Сергей Привалов прожил в бахаревском доме до пятнадцати лет, а затем вместе с своим другом Костей был отправлен в Петербург, где и прожил безвыездно до настоящего времени, то есть больше пятнадцати лет.

За этот промежуток времени в бахаревском доме произошли очень крупные перемены. Начать с того, что теперь дом резко разделялся на две половины: половину Марьи Степановны и половину Василья Назарыча. Собственно говоря, такое разделение существовало только для одной Марьи Степановны, которая уже в течение десяти лет не переступала порога половины мужа. Сам Бахарев и дети совсем не признавали такого разделения и одинаково пользовались обеими половинами. Это разделение произошло мучительным путем семейных недоразумений и несогласий. Дети подрастали. Нужно было давать им воспитание. Василий Назарыч, обращавшийся в пестрой семье золотопромышленников, насмотрелся на всяких людей и пришел к тому убеждению, что воспитывать детей в духе исключительности раскольничьих преданий немыслимо. С своей стороны он желал дать им лучшее образование, поставить на дорогу, а там – как знают. В Сибири Бахареву часто приходилось встречаться с образованными честными людьми; он чутьем понял могучую силу образования и желал видеть в своих детях прежде всего образованных людей. Эти взгляды на воспитание встретили жестокий отпор со стороны Марьи Степановны, которая прожила целую жизнь в замкнутой раскольничьей среде и не хотела знать никаких новшеств. После долгой борьбы она все-таки сдалась для сыновей, дочерей же не позволяла ни под каким видом «басурманить». Но здесь Бахареву было уже значительно легче выиграть дело, потому что в лице сыновей он имел известный прецедент и некоторую помощь. Они уже вносили с собой новую струю в жизнь бахаревского дома; одно их присутствие говорило о другой жизни. После долгих колебаний дело разрешилось вполовину: старшую дочь Надежду Марья Степановна уступила отцу, а младшую оставила при себе.

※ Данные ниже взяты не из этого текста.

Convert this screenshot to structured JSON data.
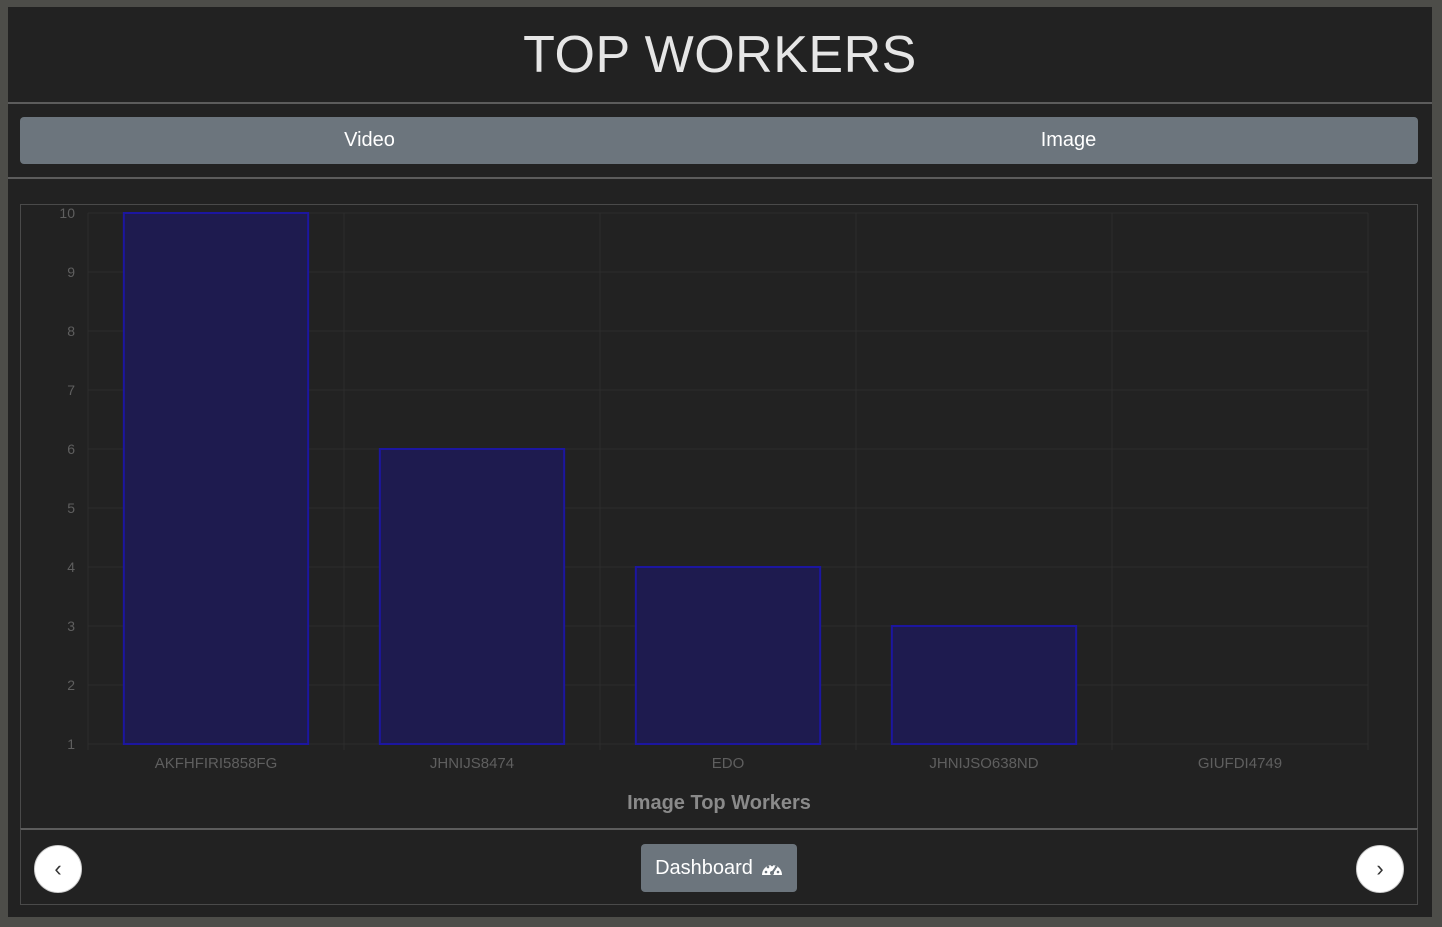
{
  "page": {
    "title": "TOP WORKERS"
  },
  "tabs": [
    {
      "label": "Video"
    },
    {
      "label": "Image"
    }
  ],
  "chart_data": {
    "type": "bar",
    "title": "Image Top Workers",
    "categories": [
      "AKFHFIRI5858FG",
      "JHNIJS8474",
      "EDO",
      "JHNIJSO638ND",
      "GIUFDI4749"
    ],
    "series": [
      {
        "values": [
          10,
          6,
          4,
          3,
          1
        ]
      }
    ],
    "xlabel": "",
    "ylabel": "",
    "ylim": [
      1,
      10
    ],
    "yticks": [
      1,
      2,
      3,
      4,
      5,
      6,
      7,
      8,
      9,
      10
    ],
    "grid": true,
    "colors": {
      "bar_fill": "#1e1b4f",
      "bar_border": "#1c16a0",
      "grid": "#2c2c2c",
      "tick_text": "#5f5f5f",
      "title_text": "#8a8a8a"
    }
  },
  "footer": {
    "prev_label": "‹",
    "next_label": "›",
    "dashboard_label": "Dashboard",
    "dashboard_icon": "gauge-icon"
  }
}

– Ты от меня ее взял, ты и в ответе, – коротко резюмировала свою последнюю волю Марья Степановна. – Если бы жив был Павел Михайлыч…

– Маша, Маша, – уговаривал жену Бахарев, – ведь теперь другие люди, другое время…

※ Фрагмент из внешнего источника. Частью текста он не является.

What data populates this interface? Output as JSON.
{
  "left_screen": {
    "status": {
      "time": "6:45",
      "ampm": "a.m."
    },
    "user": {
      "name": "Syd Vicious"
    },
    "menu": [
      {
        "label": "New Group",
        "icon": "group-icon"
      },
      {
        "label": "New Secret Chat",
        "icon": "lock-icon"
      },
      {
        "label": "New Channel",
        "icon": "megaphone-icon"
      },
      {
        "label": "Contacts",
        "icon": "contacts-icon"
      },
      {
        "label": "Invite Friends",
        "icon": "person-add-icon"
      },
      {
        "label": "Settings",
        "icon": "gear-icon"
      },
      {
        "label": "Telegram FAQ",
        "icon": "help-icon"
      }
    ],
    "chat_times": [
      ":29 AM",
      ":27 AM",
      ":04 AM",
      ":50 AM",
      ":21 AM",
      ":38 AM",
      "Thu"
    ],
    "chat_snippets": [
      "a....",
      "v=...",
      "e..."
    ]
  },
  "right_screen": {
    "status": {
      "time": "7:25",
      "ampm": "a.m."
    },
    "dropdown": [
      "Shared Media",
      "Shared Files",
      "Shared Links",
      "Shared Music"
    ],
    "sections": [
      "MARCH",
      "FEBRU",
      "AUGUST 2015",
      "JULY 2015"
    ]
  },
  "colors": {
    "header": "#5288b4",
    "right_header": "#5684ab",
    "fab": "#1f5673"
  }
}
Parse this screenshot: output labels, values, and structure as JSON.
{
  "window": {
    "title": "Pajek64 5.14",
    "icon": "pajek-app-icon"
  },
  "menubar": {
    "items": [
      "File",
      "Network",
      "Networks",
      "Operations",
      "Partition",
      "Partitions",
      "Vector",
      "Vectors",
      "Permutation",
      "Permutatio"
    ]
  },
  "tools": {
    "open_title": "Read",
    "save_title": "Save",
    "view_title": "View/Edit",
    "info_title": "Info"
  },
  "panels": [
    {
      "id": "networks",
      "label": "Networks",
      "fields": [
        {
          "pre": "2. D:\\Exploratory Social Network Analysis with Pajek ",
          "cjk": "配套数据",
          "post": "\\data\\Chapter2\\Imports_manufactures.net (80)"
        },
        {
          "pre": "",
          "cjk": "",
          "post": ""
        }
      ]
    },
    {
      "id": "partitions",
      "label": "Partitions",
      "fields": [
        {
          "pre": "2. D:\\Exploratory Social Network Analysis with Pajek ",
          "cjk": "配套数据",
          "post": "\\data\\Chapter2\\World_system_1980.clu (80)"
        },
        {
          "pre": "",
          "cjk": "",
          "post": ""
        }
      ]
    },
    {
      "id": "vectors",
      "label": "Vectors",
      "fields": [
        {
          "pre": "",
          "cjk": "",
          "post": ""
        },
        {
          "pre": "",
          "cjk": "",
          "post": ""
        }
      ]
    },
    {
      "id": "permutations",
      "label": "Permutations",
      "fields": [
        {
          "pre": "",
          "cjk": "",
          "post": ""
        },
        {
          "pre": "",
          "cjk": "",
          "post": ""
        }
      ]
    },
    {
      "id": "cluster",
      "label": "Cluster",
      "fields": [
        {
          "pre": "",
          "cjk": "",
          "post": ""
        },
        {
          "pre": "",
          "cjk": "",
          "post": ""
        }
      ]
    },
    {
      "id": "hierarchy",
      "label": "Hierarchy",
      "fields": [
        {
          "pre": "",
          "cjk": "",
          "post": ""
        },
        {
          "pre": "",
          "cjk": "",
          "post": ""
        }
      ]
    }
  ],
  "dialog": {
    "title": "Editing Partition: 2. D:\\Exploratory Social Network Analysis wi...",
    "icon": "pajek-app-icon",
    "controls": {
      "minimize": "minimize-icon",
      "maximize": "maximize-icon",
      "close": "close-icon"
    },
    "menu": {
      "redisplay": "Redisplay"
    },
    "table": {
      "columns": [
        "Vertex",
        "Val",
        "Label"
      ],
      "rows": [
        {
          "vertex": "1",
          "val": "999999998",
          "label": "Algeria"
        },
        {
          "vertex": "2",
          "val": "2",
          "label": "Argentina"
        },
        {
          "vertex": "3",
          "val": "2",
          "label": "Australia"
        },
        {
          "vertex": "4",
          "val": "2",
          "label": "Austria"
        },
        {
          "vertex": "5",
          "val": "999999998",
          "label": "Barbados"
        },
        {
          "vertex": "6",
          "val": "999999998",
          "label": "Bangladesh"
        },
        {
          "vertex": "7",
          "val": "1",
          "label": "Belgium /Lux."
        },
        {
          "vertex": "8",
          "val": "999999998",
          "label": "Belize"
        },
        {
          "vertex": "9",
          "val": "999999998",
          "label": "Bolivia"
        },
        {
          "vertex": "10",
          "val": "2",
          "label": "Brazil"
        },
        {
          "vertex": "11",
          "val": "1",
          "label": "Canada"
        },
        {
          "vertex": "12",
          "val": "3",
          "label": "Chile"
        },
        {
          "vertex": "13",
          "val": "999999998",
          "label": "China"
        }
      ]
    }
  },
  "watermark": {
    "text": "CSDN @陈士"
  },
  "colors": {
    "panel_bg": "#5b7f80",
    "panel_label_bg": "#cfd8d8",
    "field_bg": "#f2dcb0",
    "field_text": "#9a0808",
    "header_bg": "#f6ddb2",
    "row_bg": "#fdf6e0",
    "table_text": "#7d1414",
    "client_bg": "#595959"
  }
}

– Ну и живи с другими людьми!

С этого времени и произошло разделение бахаревского дома на две половины: Марья Степановна в этой форме заявила свой последний и окончательный протест.

Василий Назарыч, отстаивая образование детей, незаметно сам втянулся в новую среду, вошел в сношения с новыми людьми, и на его половине окончательно поселился дух новшеств. На этой половине роль хозяйки с двенадцати лет принадлежала Надежде Васильевне, которая из всех детей была самой близкой сердцу Василья Назарыча. Он любил с нею рассуждать о своих делах и часто поверял ей свои самые задушевные мысли. Из этих дружеских отношений между отцом и дочерью постепенно выработался совершенно особенный склад жизни на половине Василья Назарыча: другие разговоры, интересы и даже самый язык. Отец и дочь понимали друг друга по одному движению, с полуслова.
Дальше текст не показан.